The first book length study of contemporary writer-director Charles Burnett, James Naremore’s extensive study of the African American auteur’s career to date gives a measured analysis of an under-recognized filmmaker. [Full disclosure: I’ve known Naremore since the early 1970s, and I’ve written on some of Burnett’s films. I was asked by UC Press to review the initial proposal for the book at which point I urged both publication and expansion of the plan.]
Best known for his early neorealist style drama, Killer of Sheep (1977), a landmark contribution to black cinema in the U.S., Burnett has a long and varied career making films for theatrical and television exhibition. The Library of Congress National Film Registry recognized Killer of Sheep early on, helping with preservation and making the film more widely available. Burnett’s feature To Sleep with Anger (1990), a Hollywood allegorical comedy, failed at the box office (many say it was sabotaged) but remains a highly regarded film by critics. In one reading of the body of his creative work, Burnett has sustained a long career with an interesting variety ranging from low budget indie writer-director films to conventional commercial format projects stretching from documentaries to dramatic fictions. Thus while maintaining an active and creative professional presence, another reading of his corpus follows a long pattern of frustration and compromise in actually producing work, underlining the complicated work of maintaining an independent vision rather than assimilating into the commercial mainstream.

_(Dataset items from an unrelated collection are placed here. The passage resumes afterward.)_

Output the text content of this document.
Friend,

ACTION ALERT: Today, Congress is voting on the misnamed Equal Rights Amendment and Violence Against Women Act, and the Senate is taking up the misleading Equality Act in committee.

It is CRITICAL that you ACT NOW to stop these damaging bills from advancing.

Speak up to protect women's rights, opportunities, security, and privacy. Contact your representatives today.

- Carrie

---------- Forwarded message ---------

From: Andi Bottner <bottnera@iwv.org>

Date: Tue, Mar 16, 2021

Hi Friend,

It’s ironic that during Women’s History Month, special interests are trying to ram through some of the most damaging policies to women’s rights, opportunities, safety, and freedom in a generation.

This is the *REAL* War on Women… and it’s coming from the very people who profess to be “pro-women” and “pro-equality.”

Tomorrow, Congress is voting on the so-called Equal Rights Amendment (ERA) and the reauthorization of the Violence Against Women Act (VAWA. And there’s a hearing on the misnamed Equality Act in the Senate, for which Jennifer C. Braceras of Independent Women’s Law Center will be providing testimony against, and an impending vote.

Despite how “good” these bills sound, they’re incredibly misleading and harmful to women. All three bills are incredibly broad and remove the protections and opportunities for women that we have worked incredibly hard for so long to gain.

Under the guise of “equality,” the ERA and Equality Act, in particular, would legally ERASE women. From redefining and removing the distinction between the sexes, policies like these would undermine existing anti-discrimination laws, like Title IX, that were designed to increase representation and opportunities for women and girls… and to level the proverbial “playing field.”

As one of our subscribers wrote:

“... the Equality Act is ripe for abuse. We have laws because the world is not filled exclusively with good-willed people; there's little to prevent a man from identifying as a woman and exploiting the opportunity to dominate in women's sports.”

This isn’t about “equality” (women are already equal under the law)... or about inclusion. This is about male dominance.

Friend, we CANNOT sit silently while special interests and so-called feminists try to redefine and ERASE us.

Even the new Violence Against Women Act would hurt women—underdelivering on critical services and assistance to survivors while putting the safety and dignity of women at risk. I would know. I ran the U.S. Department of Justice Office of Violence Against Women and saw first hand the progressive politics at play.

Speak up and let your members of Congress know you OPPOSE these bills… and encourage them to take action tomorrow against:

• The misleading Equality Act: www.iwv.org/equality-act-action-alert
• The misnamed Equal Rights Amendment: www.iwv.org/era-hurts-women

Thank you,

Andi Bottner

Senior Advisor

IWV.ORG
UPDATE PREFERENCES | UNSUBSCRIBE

Naremore provides very detailed descriptions of Burnett’s body of films. This is especially welcome because they originated and ended up in such different contexts: television, commercial Hollywood, art house cinema, shorts, festival pieces, etc. It’s difficult to track them all down, and some have had very limited availability. For example, The Annihilation of Fish (1999), a filmed stage-piece, never made it past the initial festival circuit despite having two stars: James Earl Jones and Lynn Redgrave. The Wedding (1998), a dramatic version of Harlem Renaissance writer Dorothy West’s novel, was produced by Oprah Winfrey as a two-part made-for-television movie starring Hallie Berry. And the actual shoot was produced by Winfrey’s team corralling all creative work within a budget-driven TV style that left little room for Burnett’s talents. In his excellent book, More than Night: Film Noir in its Contexts (expanded edition, 2008) Naremore validated Burnett’s The Glass Shield (1994) another project that was limited by studio decisions.

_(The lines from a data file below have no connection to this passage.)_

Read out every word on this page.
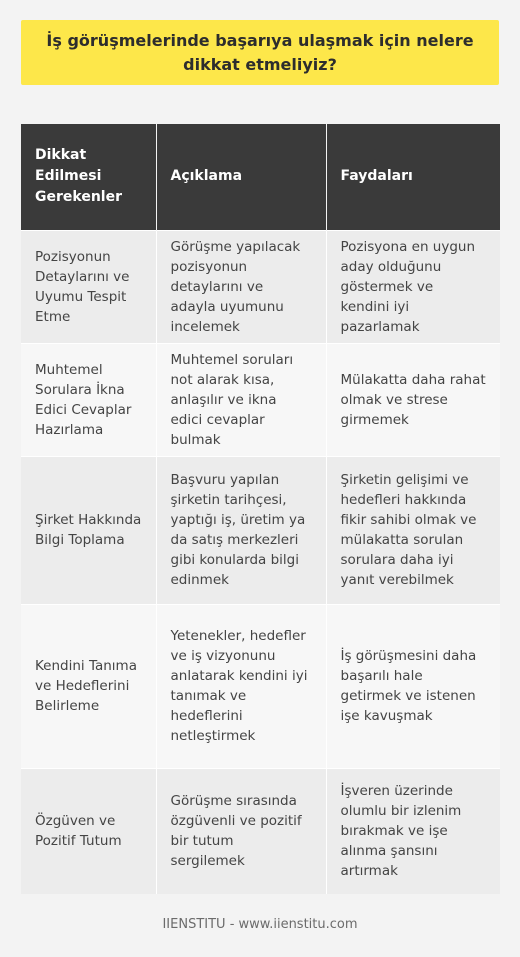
İş görüşmelerinde başarıya ulaşmak için nelere dikkat etmeliyiz?
Dikkat Edilmesi Gerekenler	Açıklama	Faydaları
Pozisyonun Detaylarını ve Uyumu Tespit Etme	Görüşme yapılacak pozisyonun detaylarını ve adayla uyumunu incelemek	Pozisyona en uygun aday olduğunu göstermek ve kendini iyi pazarlamak
Muhtemel Sorulara İkna Edici Cevaplar Hazırlama	Muhtemel soruları not alarak kısa, anlaşılır ve ikna edici cevaplar bulmak	Mülakatta daha rahat olmak ve strese girmemek
Şirket Hakkında Bilgi Toplama	Başvuru yapılan şirketin tarihçesi, yaptığı iş, üretim ya da satış merkezleri gibi konularda bilgi edinmek	Şirketin gelişimi ve hedefleri hakkında fikir sahibi olmak ve mülakatta sorulan sorulara daha iyi yanıt verebilmek
Kendini Tanıma ve Hedeflerini Belirleme	Yetenekler, hedefler ve iş vizyonunu anlatarak kendini iyi tanımak ve hedeflerini netleştirmek	İş görüşmesini daha başarılı hale getirmek ve istenen işe kavuşmak
Özgüven ve Pozitif Tutum	Görüşme sırasında özgüvenli ve pozitif bir tutum sergilemek	İşveren üzerinde olumlu bir izlenim bırakmak ve işe alınma şansını artırmak
IIENSTITU - www.iienstitu.com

Despite these frustrations, Burnett has continued to be active by consistently pursuing projects that take a serious and respectful stance to African Americans and their experiences. In person Burnett has a soft-spoken and firm presence which is reflected in his work as an artist. He has accomplished much in 40+ years of filmmaking, this book is a welcome recognition of his achievements. And, (ta-dah!) Burnett was just given a Governor’s Award (which includes an Oscar statue) from the Academy of Motion Picture Arts and Sciences.
Charles Burnett, Killer of Sheep (DVD), Milestone Film and Video.
The 2 disc DVD package includes Killer of Sheep (1977), an unforgettable classic, two different edits of Burnett’s second feature, My Brother’s Wedding, (the original 1983 version and a 2007 director’s cut), and four short films from different moments in his career: Several Friends (1969), The Horse (1973), When It Rains (1995), and Quiet as Kept (2007). An outstanding restoration.